Subject: Lots of Oerrs on ex*
To: None <current-users@netbsd.org>
From: Scott Ellis <scotte@warped.com>
List: current-users
Date: 05/11/1999 19:01:21
It was brought to my attention recently that the ex0 interface on one of my
i386 machines has been accumulating an inordinate amount of Oerrs. I'm
curious if anyone else is experiencing this, or just me. ;-) Here's the
skinny...
The ex0 card is a 3com 905 (not b), running on a 100baseTX network (hooked
to pair of other 100baseTX boxes, and a 10baseT box via a cheapo LinkSys
10/100 Hub), and is probed as follows:
ex0 at pci0 dev 11 function 0: 3Com 3c905-TX 10/100 Ethernet
ex0: interrupting at irq 9
ex0: MAC address 00:60:97:37:b9:74
nsphy0 at ex0 phy 24: DP83840 10/100 media interface, rev. 0
nsphy0: 10baseT, 10baseT-FDX, 100baseTX, 100baseTX-FDX, auto
The card is configured as follows:
ex0: flags=8863<UP,BROADCAST,NOTRAILERS,RUNNING,SIMPLEX,MULTICAST> mtu 1500
media: Ethernet 100baseTX
status: active
inet 192.168.1.1 netmask 0xffffff00 broadcast 192.168.1.255
'netstat -i' shows the following:
Name Mtu Network Address Ipkts Ierrs Opkts Oerrs
Colls
ex0 1500 <Link> 00:60:97:37:b9:74 9869 0 14509 164
22
ex0 1500 192.168.1 192.168.1.1 9869 0 14509 164
22
Note the inordinate amount of Oerrs versus Opkts.
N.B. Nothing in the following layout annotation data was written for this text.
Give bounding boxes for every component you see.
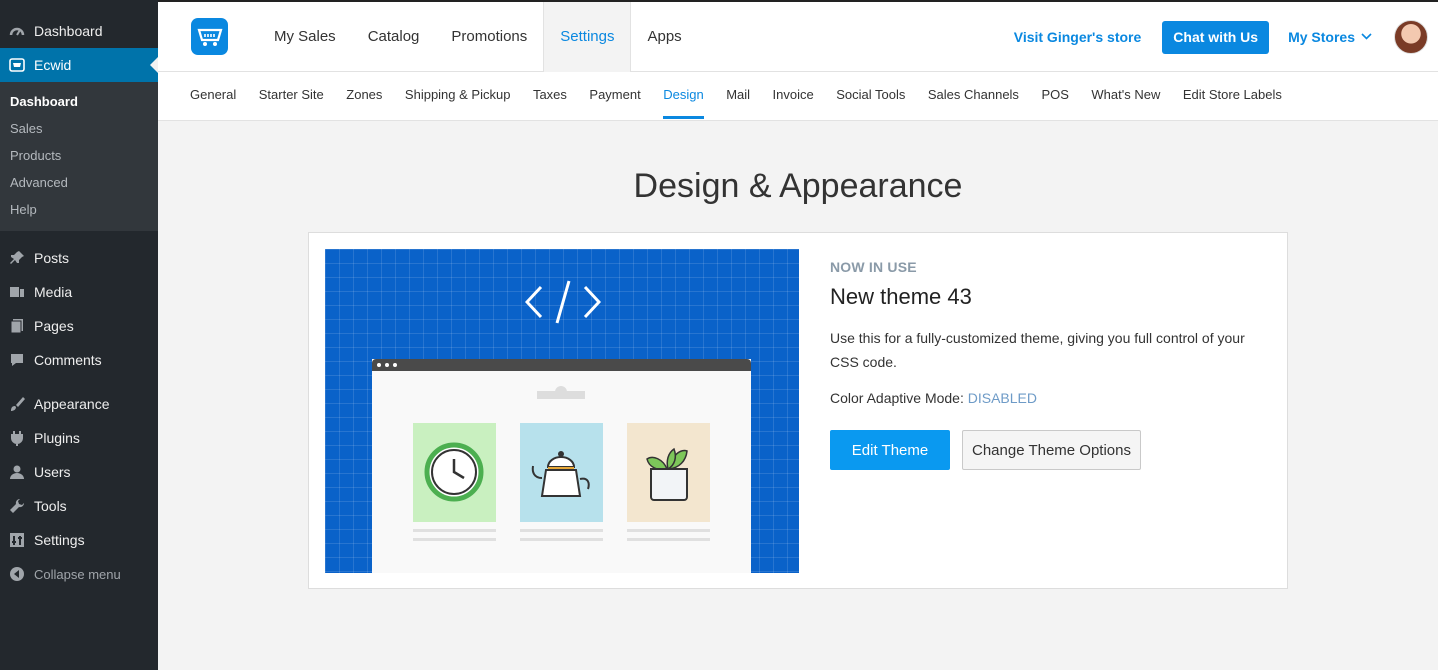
theme-info: NOW IN USE New theme 43 Use this for a f… [830, 259, 1260, 470]
subtab-social-tools[interactable]: Social Tools [836, 72, 905, 119]
subtab-payment[interactable]: Payment [589, 72, 640, 119]
collapse-arrow-icon [8, 565, 26, 583]
wp-admin-sidebar: Dashboard Ecwid Dashboard Sales Products… [0, 0, 158, 670]
tab-my-sales[interactable]: My Sales [258, 2, 352, 72]
wp-menu-tools[interactable]: Tools [0, 489, 158, 523]
subtab-shipping[interactable]: Shipping & Pickup [405, 72, 511, 119]
ecwid-sub-dashboard[interactable]: Dashboard [0, 88, 158, 115]
brush-icon [8, 395, 26, 413]
collapse-menu-button[interactable]: Collapse menu [0, 557, 158, 591]
wp-menu-settings[interactable]: Settings [0, 523, 158, 557]
my-stores-dropdown[interactable]: My Stores [1288, 29, 1372, 45]
wp-menu-dashboard[interactable]: Dashboard [0, 14, 158, 48]
media-icon [8, 283, 26, 301]
pages-icon [8, 317, 26, 335]
subtab-starter-site[interactable]: Starter Site [259, 72, 324, 119]
wp-menu-users[interactable]: Users [0, 455, 158, 489]
edit-theme-button[interactable]: Edit Theme [830, 430, 950, 470]
collapse-menu-label: Collapse menu [34, 566, 121, 582]
color-adaptive-mode: Color Adaptive Mode: DISABLED [830, 390, 1260, 406]
wp-menu-label: Media [34, 284, 73, 300]
subtab-whats-new[interactable]: What's New [1091, 72, 1160, 119]
theme-card: NOW IN USE New theme 43 Use this for a f… [308, 232, 1288, 589]
subtab-taxes[interactable]: Taxes [533, 72, 567, 119]
subtab-sales-channels[interactable]: Sales Channels [928, 72, 1019, 119]
wrench-icon [8, 497, 26, 515]
teapot-icon [520, 423, 603, 522]
subtab-mail[interactable]: Mail [726, 72, 750, 119]
ecwid-cart-icon [8, 56, 26, 74]
mode-value: DISABLED [967, 390, 1037, 406]
ecwid-sub-advanced[interactable]: Advanced [0, 169, 158, 196]
mode-label: Color Adaptive Mode: [830, 390, 964, 406]
theme-illustration [325, 249, 799, 573]
plug-icon [8, 429, 26, 447]
wp-menu-comments[interactable]: Comments [0, 343, 158, 377]
visit-store-link[interactable]: Visit Ginger's store [1014, 29, 1142, 45]
page-title: Design & Appearance [633, 167, 963, 205]
browser-mockup [372, 359, 751, 573]
chat-with-us-button[interactable]: Chat with Us [1162, 20, 1270, 54]
pin-icon [8, 249, 26, 267]
subtab-invoice[interactable]: Invoice [773, 72, 814, 119]
wp-menu-label: Ecwid [34, 57, 72, 73]
wp-menu-label: Dashboard [34, 23, 103, 39]
avatar[interactable] [1394, 20, 1428, 54]
chevron-down-icon [1361, 31, 1372, 43]
clock-icon [413, 423, 496, 522]
change-theme-options-button[interactable]: Change Theme Options [962, 430, 1141, 470]
wp-menu-plugins[interactable]: Plugins [0, 421, 158, 455]
code-brackets-icon [525, 280, 601, 324]
wp-menu-label: Settings [34, 532, 85, 548]
ecwid-submenu: Dashboard Sales Products Advanced Help [0, 82, 158, 231]
my-stores-label: My Stores [1288, 29, 1355, 45]
wp-menu-label: Plugins [34, 430, 80, 446]
tab-apps[interactable]: Apps [631, 2, 697, 72]
wp-menu-appearance[interactable]: Appearance [0, 387, 158, 421]
wp-menu-label: Appearance [34, 396, 110, 412]
ecwid-sub-products[interactable]: Products [0, 142, 158, 169]
main-nav: My Sales Catalog Promotions Settings App… [258, 2, 698, 73]
wp-menu-media[interactable]: Media [0, 275, 158, 309]
ecwid-logo-icon[interactable] [191, 18, 228, 55]
wp-menu-ecwid[interactable]: Ecwid [0, 48, 158, 82]
comment-icon [8, 351, 26, 369]
wp-menu-label: Tools [34, 498, 67, 514]
wp-menu-label: Posts [34, 250, 70, 266]
theme-actions: Edit Theme Change Theme Options [830, 430, 1260, 470]
tab-promotions[interactable]: Promotions [435, 2, 543, 72]
dashboard-icon [8, 22, 26, 40]
wp-menu-label: Users [34, 464, 71, 480]
subtab-design[interactable]: Design [663, 72, 704, 119]
ecwid-header: My Sales Catalog Promotions Settings App… [158, 0, 1438, 73]
plant-pot-icon [627, 423, 710, 522]
subtab-edit-store-labels[interactable]: Edit Store Labels [1183, 72, 1282, 119]
theme-description: Use this for a fully-customized theme, g… [830, 330, 1245, 370]
wp-menu-label: Pages [34, 318, 74, 334]
theme-name: New theme 43 [830, 284, 972, 309]
ecwid-sub-sales[interactable]: Sales [0, 115, 158, 142]
wp-menu-label: Comments [34, 352, 102, 368]
header-actions: Visit Ginger's store Chat with Us My Sto… [1014, 2, 1438, 72]
sliders-icon [8, 531, 26, 549]
subtab-zones[interactable]: Zones [346, 72, 382, 119]
tab-catalog[interactable]: Catalog [352, 2, 436, 72]
settings-subnav: General Starter Site Zones Shipping & Pi… [158, 72, 1438, 121]
subtab-general[interactable]: General [190, 72, 236, 119]
wp-menu-pages[interactable]: Pages [0, 309, 158, 343]
subtab-pos[interactable]: POS [1041, 72, 1068, 119]
wp-menu-posts[interactable]: Posts [0, 241, 158, 275]
status-badge: NOW IN USE [830, 259, 917, 275]
ecwid-sub-help[interactable]: Help [0, 196, 158, 223]
tab-settings[interactable]: Settings [543, 2, 632, 73]
user-icon [8, 463, 26, 481]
The Oerrs increase at a
pretty consistent rate, maintaining the same Oerrs:Opkts ratio (on the
previous kernel, the Oerrs were on the order of 1mil by the time I decided
to try a new kernel).
The system was running April 22 -current (1.4_Beta), but is now running May
11 (1.4), with the April 22 userland...same results as with the first
kernel. I tried switching cables, and ports on the hub, to no avail. None
of the other machines on the network see this sort of behaviour (in fact,
they all have 0 Oerrs). Something interesting is that if I switch the ex0
card into Full-Duplex mode, as expected, the transfer rate goes in the
toilet (the hub is Half-duplex only), but the Oerrs stop! That really
confuses me.
This leaves me to conclude that either the card itself is on it's last legs
(which is possible, but I'm not sure jives with the problem), or that
there's some peculiarity in the ex* driver which is causing this.
Ideas? Anyone else seeing this behaviour?